Split your available memory into two halves. Use one as a 4-bit counting Bloom filter and the other half as a fixed size hash table with counts. The role of the counting Bloom filter is to filter out rarely occuring words with high memory efficiency.
Check your 1 TB of words against the initially empty Bloom filter; if a word is already in and all buckets are set to the maximum value of 15 (this may be partly or wholly a false positive), pass it through. If it is not, add it.
Words that passed through get counted; for a majority of words, this is every time but the first 15 times you see them. A small percentage will start to get counted even sooner, bringing a potential inaccuracy of up to 15 occurrences per word into your results. That's a limitation of Bloom filters.
When the first pass is over, you can correct the inaccuracy with a second pass if desired. Deallocate the Bloom filter, deallocate also all counts that are not within 15 occurrences behind the tenth most frequent word.

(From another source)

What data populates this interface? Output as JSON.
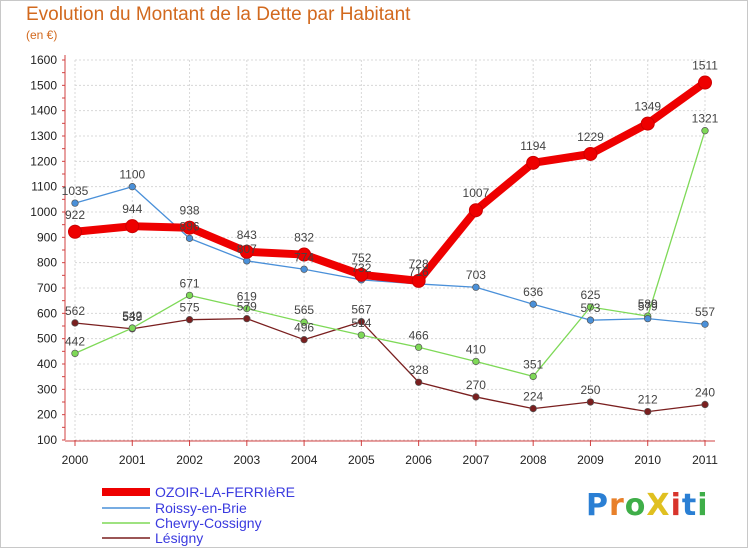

Go through the input again, this time accurately counting words (using a separate hash table), but ignoring words that have not been retained as approximate winners from the first pass.
Notes
The hash table used in the first pass may theoretically overflow with certain statistical distributions of the input (e.g., each word exactly 16 times) or with extremely limited RAM. It is up to you to calculate or try out whether this can realistically happen to you or not.
Note also that the bucket width (4 bits in the above description) is just a parameter of the construction. A non-counting Bloom filter (bucket width of 1) would filter out most unique words nicely, but do nothing to filter out other very rarely occuring words. A wider bucket size will be more prone to cross-talk between words (because there will be fewer buckets), and it will also reduce guaranteed accuracy level after the first pass (15 occurrences in the case of 4 bits). But these downsides will be quantitatively insignificant until some point, while I'm imagining the more aggresive filtering effect as completely crucial for keeping the hash table in sub-gigabyte sizes with non-repetitive natural language data.
As for the order of magnitude memory needs of the Bloom filter itself; these people are working way below 100 MB, and with a much more challenging application ("full" n-gram statistics, rather than threshold 1-gram statistics).